Baba Bevo: How Texas & Big 12 Mirror Howard Stern & Sirius
By Kyle Kensing
The Longhorn Network made Texas the King of All College Football Media. The Big 12 Conference needed to bend to UT’s will in order to survive last summer, yet the league is no closer to survival now than June 2010. If anything, the conference’s position is more precarious than it has ever been, but Texas’s life raft off the sinking ship is a plush yacht with DirecTV and a keg of Shiner Bock. UT’s situation in some ways mirrors the partnership between King of All Media Howard Stern and Sirius Satellite Radio.
When Sirius signed Stern to a five-year, $500 million contract in late 2004 to begin in Jan. 2006, the fledgling company was struggling to survive. The satellite radio medium was niche at best, and Sirius was a decided No. 2 to XM in said niche. Stern’s arrival on the un-FCC-encumbered medium was met with much fanfare and elevated Sirius to the satellite genre’s forefront.
Love him or hate him, Stern’s impact on entertainment the last three decades is undeniable. In Stern, any platform to host him has a face, and with that face the promise of millions guaranteed to follow. Texas football is similar. Plenty of fans aren’t exactly enamored with the swagger, the Hook ‘Em hand gestures, the burnt orange and white pomp and circumstance. But few fan bases, if any, have the same devotion as the Longhorns’. Texas is the quintessential face of a conference, and the Big 12 recognized that in the same way Sirius saw it in Stern.

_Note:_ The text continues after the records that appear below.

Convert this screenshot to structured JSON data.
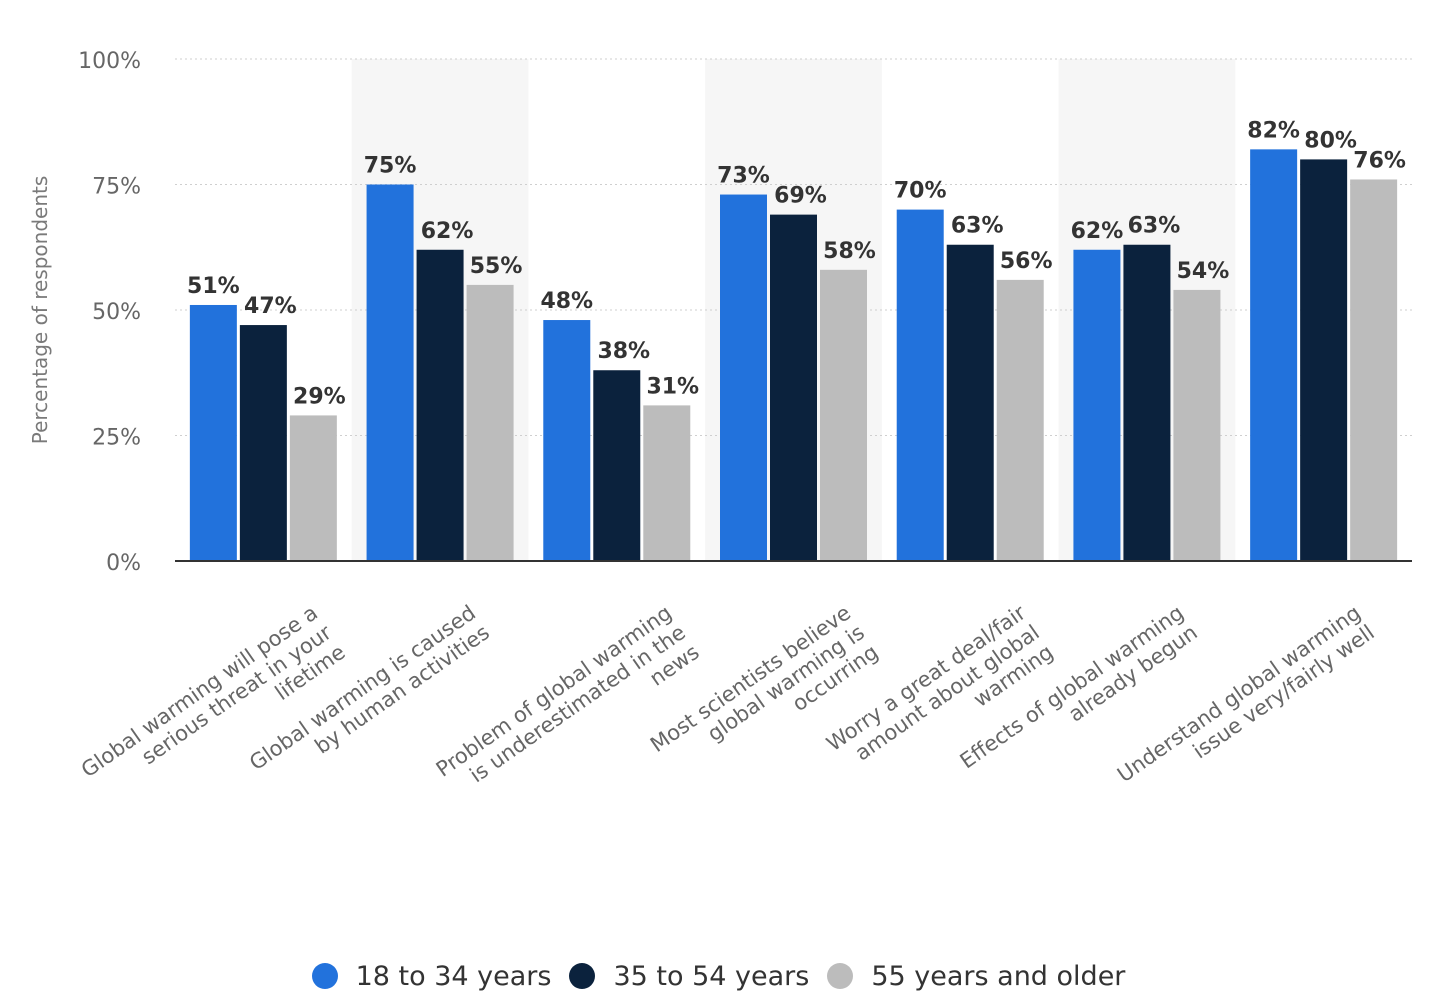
{
  "chart_data": {
    "type": "bar",
    "title": "",
    "xlabel": "",
    "ylabel": "Percentage of respondents",
    "ylim": [
      0,
      100
    ],
    "yticks": [
      0,
      25,
      50,
      75,
      100
    ],
    "ytick_labels": [
      "0%",
      "25%",
      "50%",
      "75%",
      "100%"
    ],
    "grid": true,
    "legend_position": "bottom",
    "categories": [
      "Global warming will pose a serious threat in your lifetime",
      "Global warming is caused by human activities",
      "Problem of global warming is underestimated in the news",
      "Most scientists believe global warming is occurring",
      "Worry a great deal/fair amount about global warming",
      "Effects of global warming already begun",
      "Understand global warming issue very/fairly well"
    ],
    "category_label_lines": [
      [
        "Global warming will pose a",
        "serious threat in your",
        "lifetime"
      ],
      [
        "Global warming is caused",
        "by human activities"
      ],
      [
        "Problem of global warming",
        "is underestimated in the",
        "news"
      ],
      [
        "Most scientists believe",
        "global warming is",
        "occurring"
      ],
      [
        "Worry a great deal/fair",
        "amount about global",
        "warming"
      ],
      [
        "Effects of global warming",
        "already begun"
      ],
      [
        "Understand global warming",
        "issue very/fairly well"
      ]
    ],
    "series": [
      {
        "name": "18 to 34 years",
        "color": "#2272dc",
        "values": [
          51,
          75,
          48,
          73,
          70,
          62,
          82
        ],
        "labels": [
          "51%",
          "75%",
          "48%",
          "73%",
          "70%",
          "62%",
          "82%"
        ]
      },
      {
        "name": "35 to 54 years",
        "color": "#0b223d",
        "values": [
          47,
          62,
          38,
          69,
          63,
          63,
          80
        ],
        "labels": [
          "47%",
          "62%",
          "38%",
          "69%",
          "63%",
          "63%",
          "80%"
        ]
      },
      {
        "name": "55 years and older",
        "color": "#bcbcbc",
        "values": [
          29,
          55,
          31,
          58,
          56,
          54,
          76
        ],
        "labels": [
          "29%",
          "55%",
          "31%",
          "58%",
          "56%",
          "54%",
          "76%"
        ]
      }
    ]
  }
}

Sirius gained over two million subscribers in Stern’s first year, and in less than three consumed its former competitor XM. Stern was the driving force behind the company’s survival and expansion. Yet, Sirius never quite expanded beyond a niche capacity. Sure, it comes standard in certain new car models, but subscriber figures have been stagnant in recent years. So have Sirius stocks, which are slightly more valuable than a chili-stained ticket stub to Texas’s 2007 game vs. Arkansas State. A merger wasn’t the surge of energy Sirius needed, and its flagship’s contract was nearing expiration last year. Desperate to keep the subscribers it gained upon Stern’s arrival, the company re-signed him for another five years, another $500 million, and with a lighter schedule. And still, the medium appears destined for a sooner-than-later collapse in part because of its savior.
UT commands the lion’s share of Big 12 revenue even without the Longhorn Network. Factor that in, and UT is on an entirely different tax bracket from its Big 12 brethren and boasts a major benefit over the rest of the league. OK’ing the Longhorn Network was the Big 12’s way of keeping UT on board in the short term, but potentially sinking its future long-term. Similarly, Sirius gave Stern three-day work weeks but the same money while doing little to improve the overall product. The company is in a no-win position of needing to keep its franchise in order to succeed, but needing to simultaneously have the resources and resolve to complete restructure its model, the exact same position the Big finds itself in.
Meanwhile, other conferences are evolving, only exacerbating the Big 12’s broader issues. The Pac-12 just brokered a record breaking television contract, while splitting revenue among its members equally. The SEC is on tap to negotiate its own record breaker. The Big 12 remains in television limbo, but UT singularly is just fine. Its history and its loyal following will ensure that. Stern can move to any medium, including those like phone/internet based applications that are far more cost efficient and accessible than Sirius, those programs that are the wave of the future both the Big 12 and Sirius strove to be, but weren’t. Stern doesn’t need Sirius, but Sirius needs Stern. Sound like a familiar partnership?